MIT PI: Brian L. Wardle, Department of Aeronautics and Astronautics
SkT PI: Sergey Abaimov, Center for Design, Manufacturing, and Materials
Multifunctional fusion of manufacturing & in-service functionalities is achieved via nanoengineering of structural prepreg-based composites, enhancing performance across the life cycle for light weighting applications. Experimental 3D morphology quantification across nm- to cm length scales will be enabled by artificial intelligence (AI)-driven approaches to create digital twins, enabling data-driven design. Firstly, the nano-engineered heaters remove the need for expensive, power consuming, and production-bottleneck autoclaves and ovens, by reduction of porosity due to nano capillarity (no need for high applied pressure) and economically delivering heat directly into laminate (Out-of-Oven, >100X energy savings) as proven by MIT. The heating functionality can also be utilized in service for de-icing or enhanced thermographic damage sensing.
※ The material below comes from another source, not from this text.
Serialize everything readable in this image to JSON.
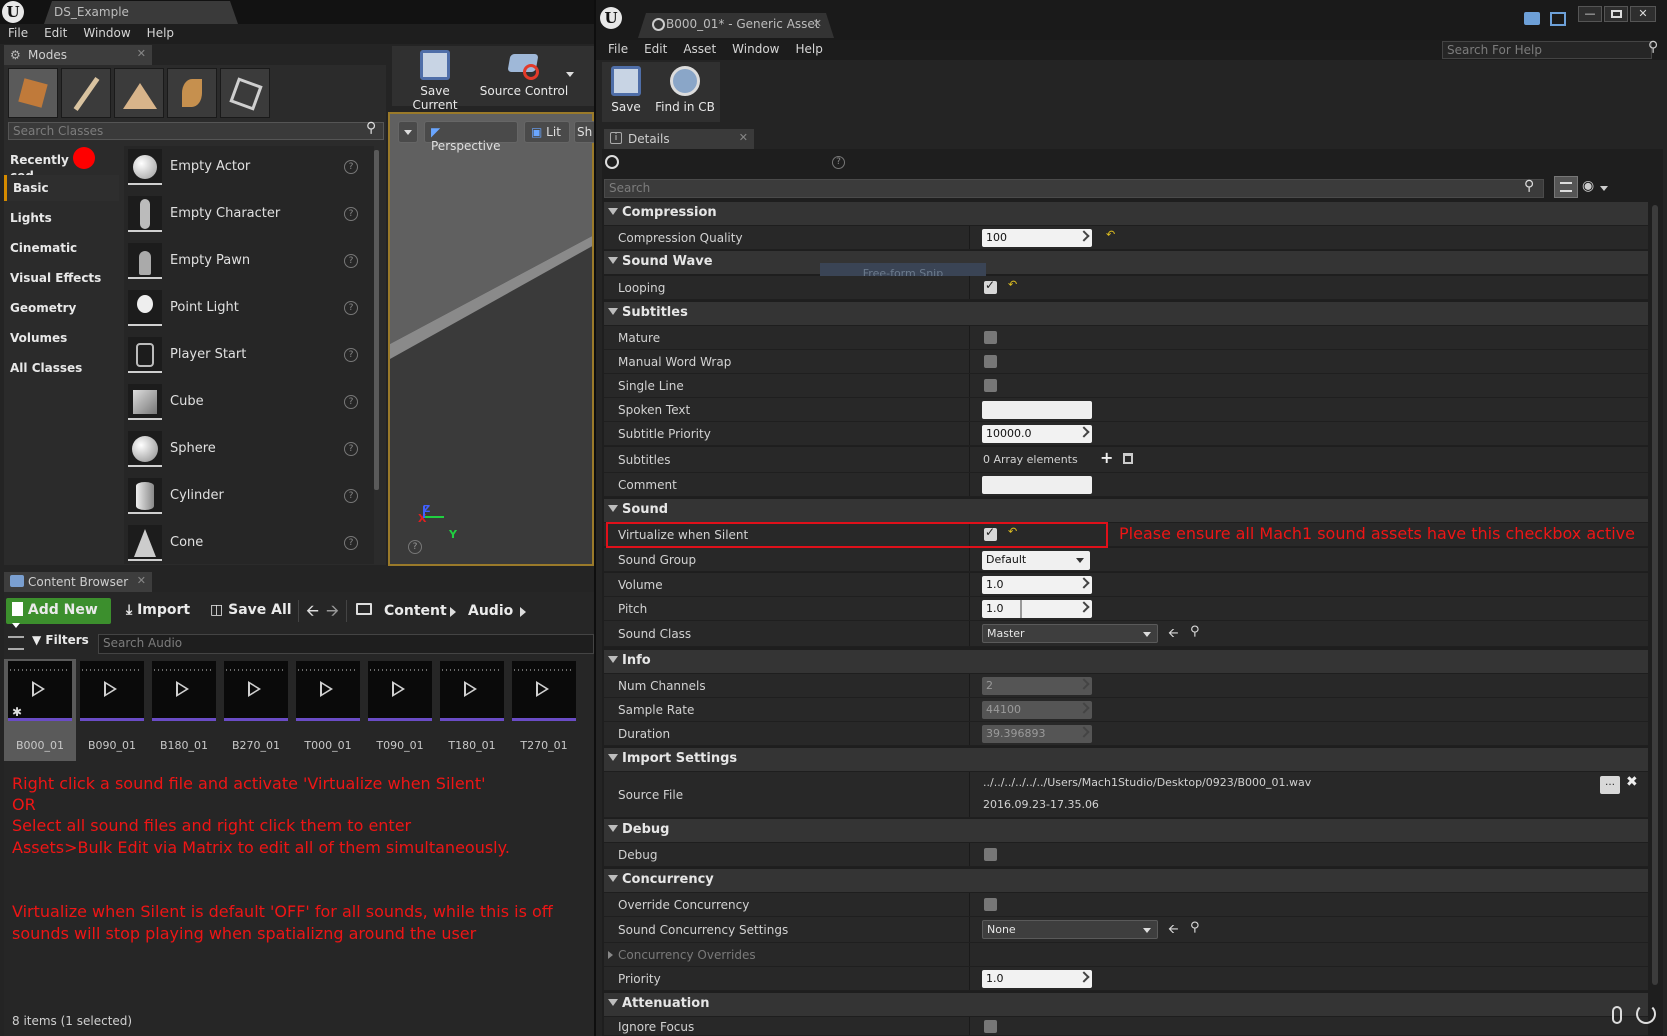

Secondly, the same system is a sensor measuring the degree of cure, allowing closed-loop spatial part quality control and residual stress management. This concept has been preliminarily demonstrated by MIT and will be operationally extended in this proposal. Thirdly, in-service structural health monitoring and damage sensing will extend the manufacturing quality control to performance management. In-service sensing allows detection of damage at early stages and provides input for need-for-maintenance. The nano-engineered system enhances the structural function, in striking contrast with the degradation of mechanical properties with traditional use of embedded sensors such as optical fiber sensors. The AI-driven quantification of the morphology on nano- (3D TEM) and micro-scale (3D XCT) lead to stochastic and deterministic digital twins at the cm-scale, using concepts demonstrated by Skoltech. Development of the nano-engineered system results in a first-ever prototype demonstrator with fused multifunctionality.